Proposed Sampling Strategy for Single Family Waste Audits

Handy Tools

If your curious, here is a quick and simple sample size calculator that allows the user to just plug in there data (you can test various scenarios etc):

http://www.raosoft.com/samplesize.html

Step 1: Calculating the number of samples required

When developing any sampling strategy (be it waste audits, conducting surveys etc.), the number of samples required will be a function of satisfying statistical validity requirements, and budgetary/resource constraints.

With waste audits in particular, the costs are sufficiently prohibitive that a municipality will never be able to collect the number of samples required to gather a representative sample size (which is normally measured at the 95% confidence interval, +/- 5%).

With this in mind, a proposed approach is to “work in reverse”, where in we estimate the total number of audits the budget allows for, and then allocate those samples to specific housing types/geographic regions. The goal is to “place” these samples in areas that serve as a rough approximation for the municipality as a whole.

Step 2: Allocating the Samples

Once we have determined the number of samples that the budget allows for, the next step is to allocate the samples to account for the following factors:

  • Different types of households
  • Geographic proximity
  • Demography
  • “One Offs/Aberrations”

Step 2a) Accounting for different types of households

The breakdown of single family households in Municipality X is as follows:

  1. Single-Detached Houses: 78,975 (67.81%)
  2. Semi-Detached Houses: 20,240 (17.38%)
  3. Row House: 17,215 (14.78%)
  4. Other Single Attached Homes: 35 (0.03%)

As such, our samples should be allocated to approximate for the relative contribution of each housing type. Assuming that our budget allows for 20 audits, we would want to sample 14 Single-Detached Households, 3 Semi-Detached Households and 3 Row-Houses. Given that the “Other” housing type constitutes such a small percentage of overall households, there is a rational for omitting it from the data set.

Step 2b) Accounting for Geographic Proximity and Demography

Once we have calculated the number of samples we will take from each housing type, the next step is to sample households from different geographic regions within the city.

For the purposes of simplicity, lets assume that Municipality X can largely be divided into four areas (North, South, East and West).

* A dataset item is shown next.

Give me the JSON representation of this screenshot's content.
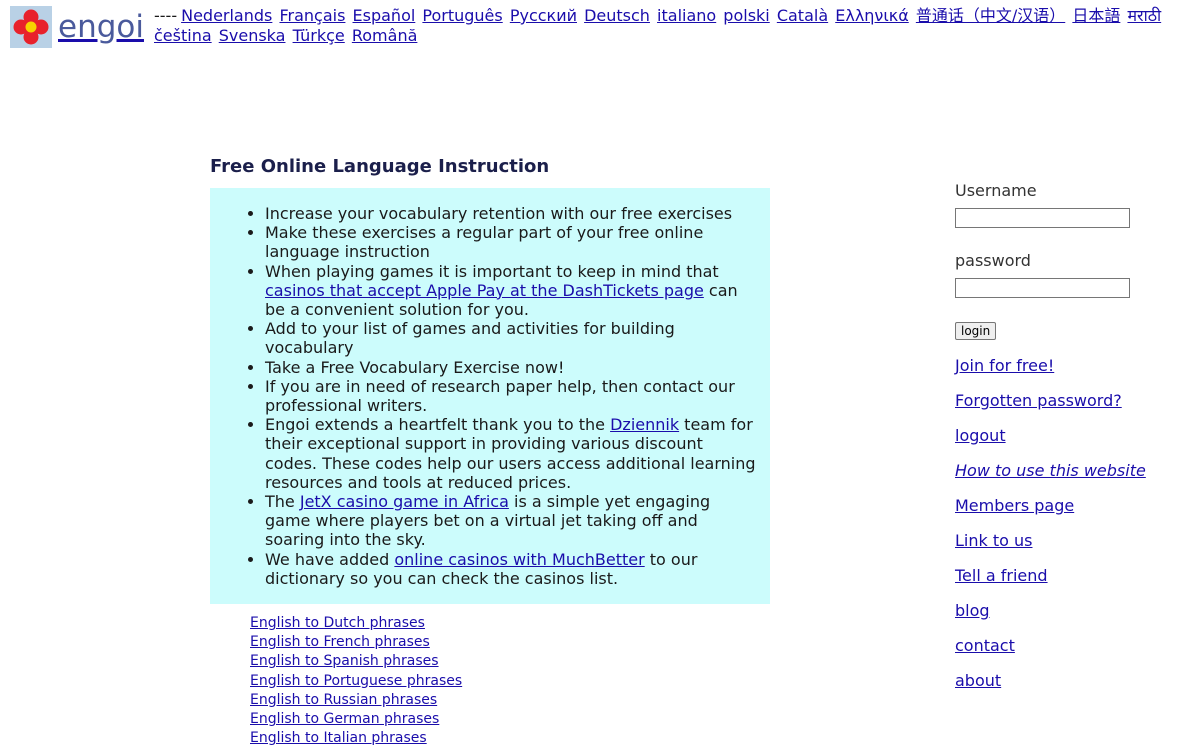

While there is an initial inclination to simply allocate the number of samples to each area evenly (5 from each area), consideration needs to be given to population density. As an example, if we know that East Municipality X is home to 60% of the population, then we would need to weight it accordingly when allocating samples.

As an illustrative example, lets assume that the population breakdown of Municipality X is as follows:

  • East Municipality X: 60%
  • North Municipality X: 20%
  • South Municipality X: 10%
  • West Municipality X: 10%

Therefore, of our 20 samples that the budget allows for, 12 should be conducted in North Municipality X, 4 in North Municipality X, 2 in South Municipality X and 2 in West Municipality X.

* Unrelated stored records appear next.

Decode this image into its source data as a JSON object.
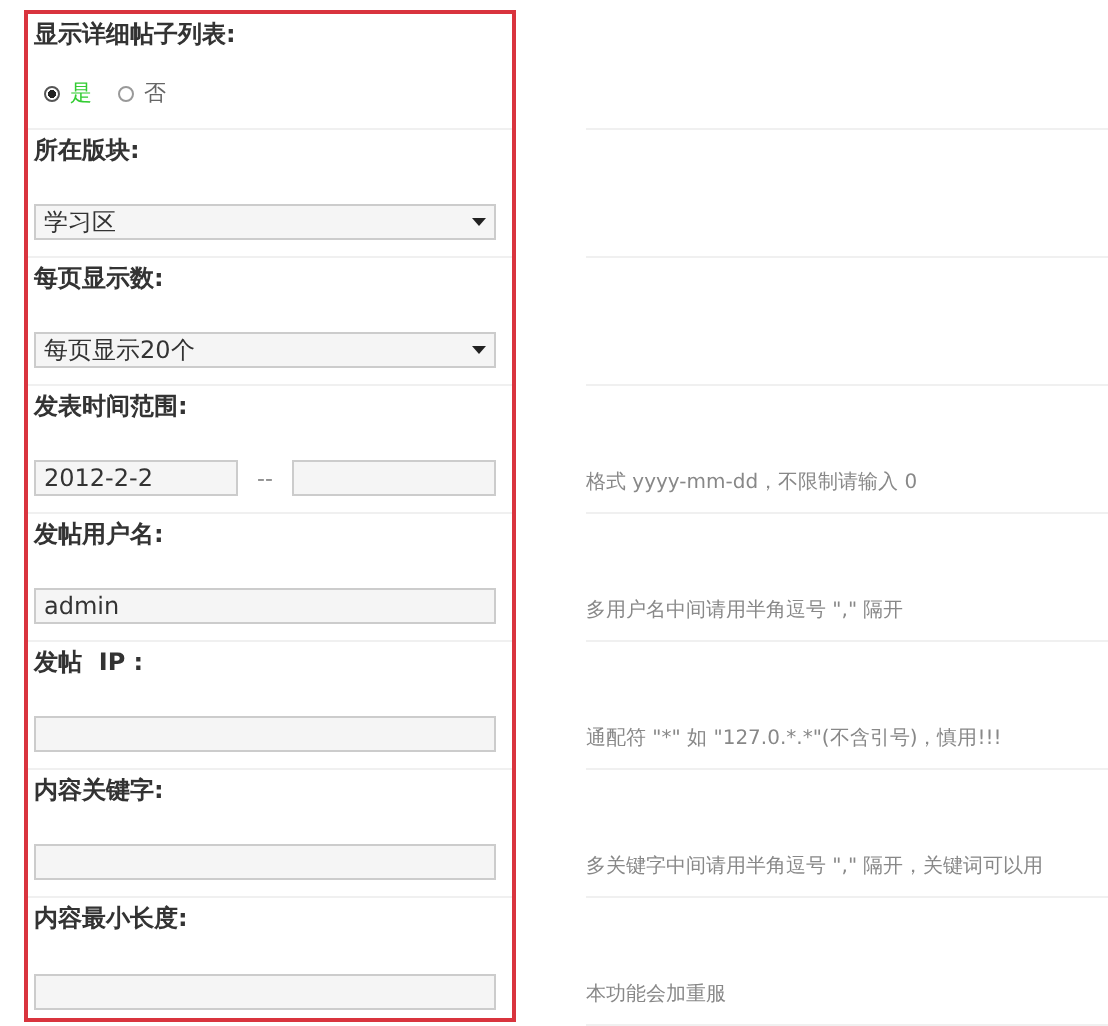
{
  "fields": [
    {
      "kind": "radio",
      "label": "显示详细帖子列表:",
      "options": [
        {
          "label": "是",
          "selected": true
        },
        {
          "label": "否",
          "selected": false
        }
      ]
    },
    {
      "kind": "select",
      "label": "所在版块:",
      "value": "学习区"
    },
    {
      "kind": "select",
      "label": "每页显示数:",
      "value": "每页显示20个"
    },
    {
      "kind": "range",
      "label": "发表时间范围:",
      "from": "2012-2-2",
      "separator": "--",
      "hint": "格式 yyyy-mm-dd，不限制请输入 0"
    },
    {
      "kind": "text",
      "label": "发帖用户名:",
      "value": "admin",
      "hint": "多用户名中间请用半角逗号 \",\" 隔开"
    },
    {
      "kind": "text",
      "label": "发帖  IP :",
      "hint": "通配符 \"*\" 如 \"127.0.*.*\"(不含引号)，慎用!!!"
    },
    {
      "kind": "text",
      "label": "内容关键字:",
      "hint": "多关键字中间请用半角逗号 \",\" 隔开，关键词可以用"
    },
    {
      "kind": "text",
      "label": "内容最小长度:",
      "hint": "本功能会加重服"
    }
  ]
}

The next step is to overlay this data with what we have calculated from Step 2a. The number of samples for each housing type, in each region (accounting for population density) is:

East North South West
Single Detached 8.14 2.71 1.36 1.36
Semi Detached 2.09 0.70 0.35 0.35
Row House 1.77 0.59 0.30 0.30

Note that we do not have rounded figures for samples – While the above describes a largely quantitative exercise, selecting areas for audits is also a qualitative judgement as well. These are rough guidelines for how to allocate samples – the project manager has a certain amount of latitude in terms of where they want to conduct audits.

Step 2c) Accounting for One Offs

Extending upon my earlier point surrounding qualitative judgement, there are certain areas of the city that we may want to sample because we know that there is something peculiar about it, i.e. Springdale Single Family homes may actually have 3 families living inside, or areas with a high incidence of illegal basement apartments.

I would recommend that 2 samples be used to target these “One off” areas, to get a better understanding of how these a-typical housing arrangements affect household generation and recovery.

Step 3: Comparing Samples from Previous Audits

Whenever you are comparing audits taken at different times (to assess trends in waste composition etc.) we must follow the “like with like” principle.

The following criteria should be used when comparing audits taken at different times:

  • Must be the same housing type
  • Must be the same geographic region
  • Must be the same season
  • Only the relative composition of the waste/recycling streams can be compared

The last point may require some elaboration, in that conventional auditing procedures would compare the weights of materials disposed/recovered. However, if the Bin type (or frequency of collection) has changed, then you can no longer conduct comparisons using weight based metrics. Only the relative contribution of the waste stream can be readily compared.

It is also recommended that an analysis of variance test be conducted on all samples to determine the degree of variability among samples taken from different regions, housing types etc.

This is an important test, in that if we observe a low variation in waste/recyclables composition between study sites, then there is no need to stratify the audit samples moving forward. We operate under the assumption that different housing types/areas produce different quantities and types of waste – this assumption may not be valid. Households in Municipality X may actually have homogenous consumption and disposal habits.